Savcılık soruşturmasında, Paylan’ın röportajında geçen ifadelerin, 301. maddede tanımlanan “Türk milletini, Türkiye Cumhuriyeti Devletini, Türkiye Cumhuriyeti Hükümetini Alenen Aşağılama ve Cumhurbaşkanına Hakaret” suçlarını işlediğinin yeterli delili olduğunu belirtti. 301. Madde geçtiğimiz yıllarda yarattığı tartışmalar ve bu madde ile ilgili olarak yargılananların kamuoyunda hedef haline getirilmesi nedeniyle bu maddeden yürütülecek soruşturmalar Adalet Bakanlığı’nın iznine bağlanmıştı.

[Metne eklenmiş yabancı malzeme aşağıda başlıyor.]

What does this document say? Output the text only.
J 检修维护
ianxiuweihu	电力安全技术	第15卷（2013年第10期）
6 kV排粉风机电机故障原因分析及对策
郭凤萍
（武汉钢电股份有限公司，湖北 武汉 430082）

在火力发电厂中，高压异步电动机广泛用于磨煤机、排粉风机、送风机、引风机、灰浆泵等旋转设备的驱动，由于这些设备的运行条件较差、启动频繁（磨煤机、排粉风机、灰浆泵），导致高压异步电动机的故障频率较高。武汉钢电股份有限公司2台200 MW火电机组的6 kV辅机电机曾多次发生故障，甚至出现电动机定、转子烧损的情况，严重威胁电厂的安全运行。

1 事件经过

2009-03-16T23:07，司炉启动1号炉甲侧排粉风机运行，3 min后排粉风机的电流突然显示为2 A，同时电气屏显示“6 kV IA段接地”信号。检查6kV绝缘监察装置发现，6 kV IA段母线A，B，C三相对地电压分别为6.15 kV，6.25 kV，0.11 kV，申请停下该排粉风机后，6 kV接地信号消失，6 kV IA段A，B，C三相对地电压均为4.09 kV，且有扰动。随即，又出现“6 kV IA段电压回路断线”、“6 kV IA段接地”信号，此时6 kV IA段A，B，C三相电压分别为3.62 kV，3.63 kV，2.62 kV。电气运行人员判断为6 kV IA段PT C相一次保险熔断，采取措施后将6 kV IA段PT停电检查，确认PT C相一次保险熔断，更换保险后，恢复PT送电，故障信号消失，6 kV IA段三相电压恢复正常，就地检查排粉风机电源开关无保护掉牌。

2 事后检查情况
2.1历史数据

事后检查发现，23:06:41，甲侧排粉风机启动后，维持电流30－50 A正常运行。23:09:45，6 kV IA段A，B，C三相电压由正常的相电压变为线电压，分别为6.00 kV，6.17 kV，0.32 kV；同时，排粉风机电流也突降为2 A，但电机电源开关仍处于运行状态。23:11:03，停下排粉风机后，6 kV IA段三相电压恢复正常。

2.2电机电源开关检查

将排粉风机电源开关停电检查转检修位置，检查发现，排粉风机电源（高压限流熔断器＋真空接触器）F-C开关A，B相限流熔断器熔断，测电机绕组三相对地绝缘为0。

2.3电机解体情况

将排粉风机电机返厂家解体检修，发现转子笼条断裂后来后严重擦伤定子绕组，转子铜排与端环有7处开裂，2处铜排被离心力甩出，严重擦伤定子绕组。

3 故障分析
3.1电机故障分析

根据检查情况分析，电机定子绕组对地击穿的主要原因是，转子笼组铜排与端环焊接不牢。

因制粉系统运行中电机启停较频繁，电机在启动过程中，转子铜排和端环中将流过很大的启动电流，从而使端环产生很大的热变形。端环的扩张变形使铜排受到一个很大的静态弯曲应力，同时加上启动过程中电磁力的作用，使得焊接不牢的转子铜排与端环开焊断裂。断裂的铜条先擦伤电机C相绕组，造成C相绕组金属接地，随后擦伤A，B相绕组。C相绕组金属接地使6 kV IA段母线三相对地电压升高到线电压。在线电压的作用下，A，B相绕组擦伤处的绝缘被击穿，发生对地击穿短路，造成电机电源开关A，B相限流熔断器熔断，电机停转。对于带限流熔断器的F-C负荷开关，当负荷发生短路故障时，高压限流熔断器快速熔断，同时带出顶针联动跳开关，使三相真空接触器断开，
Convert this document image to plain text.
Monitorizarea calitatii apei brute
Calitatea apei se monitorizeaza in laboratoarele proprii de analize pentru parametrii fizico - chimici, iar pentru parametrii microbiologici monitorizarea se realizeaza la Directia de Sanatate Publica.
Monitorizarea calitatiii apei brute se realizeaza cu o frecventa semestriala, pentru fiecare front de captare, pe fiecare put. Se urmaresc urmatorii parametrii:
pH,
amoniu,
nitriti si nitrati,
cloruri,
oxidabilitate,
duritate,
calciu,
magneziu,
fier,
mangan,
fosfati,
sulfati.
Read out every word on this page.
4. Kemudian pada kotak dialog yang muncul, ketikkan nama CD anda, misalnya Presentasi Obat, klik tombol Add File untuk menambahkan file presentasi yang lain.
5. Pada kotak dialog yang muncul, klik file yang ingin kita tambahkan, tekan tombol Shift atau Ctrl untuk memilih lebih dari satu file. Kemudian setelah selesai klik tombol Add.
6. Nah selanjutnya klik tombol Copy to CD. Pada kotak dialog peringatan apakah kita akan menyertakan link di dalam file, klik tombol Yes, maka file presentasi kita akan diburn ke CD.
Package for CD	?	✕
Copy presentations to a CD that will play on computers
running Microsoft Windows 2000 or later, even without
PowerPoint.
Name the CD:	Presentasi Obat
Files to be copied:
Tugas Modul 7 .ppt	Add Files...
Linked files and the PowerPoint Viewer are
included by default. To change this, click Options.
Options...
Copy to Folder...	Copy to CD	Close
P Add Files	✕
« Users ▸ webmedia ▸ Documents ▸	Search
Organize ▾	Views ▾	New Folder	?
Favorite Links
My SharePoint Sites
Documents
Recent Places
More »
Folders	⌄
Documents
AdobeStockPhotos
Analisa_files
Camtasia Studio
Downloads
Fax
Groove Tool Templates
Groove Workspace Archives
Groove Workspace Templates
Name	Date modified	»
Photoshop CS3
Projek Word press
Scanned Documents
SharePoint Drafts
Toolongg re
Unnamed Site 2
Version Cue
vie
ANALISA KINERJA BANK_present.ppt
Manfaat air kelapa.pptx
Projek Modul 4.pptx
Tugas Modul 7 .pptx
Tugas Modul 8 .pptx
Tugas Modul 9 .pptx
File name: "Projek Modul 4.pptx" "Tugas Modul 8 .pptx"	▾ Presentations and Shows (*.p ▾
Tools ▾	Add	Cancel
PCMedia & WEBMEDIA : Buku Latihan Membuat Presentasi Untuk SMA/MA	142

Savcılığın delil kabul ettiği Paylan’ın ifadeleri, fezlekede yer aldığı haliyle şöyle,
“Beş yıl önce Türkiye’de daha güçlü bir toplum vardı, ülkenin demokratikleşme ve barış süreci umudu vardı. Son iki yıldır, Cumhurbaşkanı Recep Tayyip Erdoğan, Milliyetçi parti ile yeni bir koalisyon oluşturdu ve bu koalisyonu oluşturan siyasi partiler, sivil toplum kuruluşları, akademisyenler ve gazeteciler dahil olmak üzere topluma zulmediyorlar. Medyayı sansürlüyor ve sivil toplum kuruluşlarını kapatıyorlar. Yüz binlerce memur işten çıkartıldı. Bu koalisyon Türkiye’de her yerde korku oluşturuyor, böylece sivil halk bu durumla başa çıkma konusunda birçok sorun yaşamaktadır. Bunlar Türkiye için karanlık günlerdir.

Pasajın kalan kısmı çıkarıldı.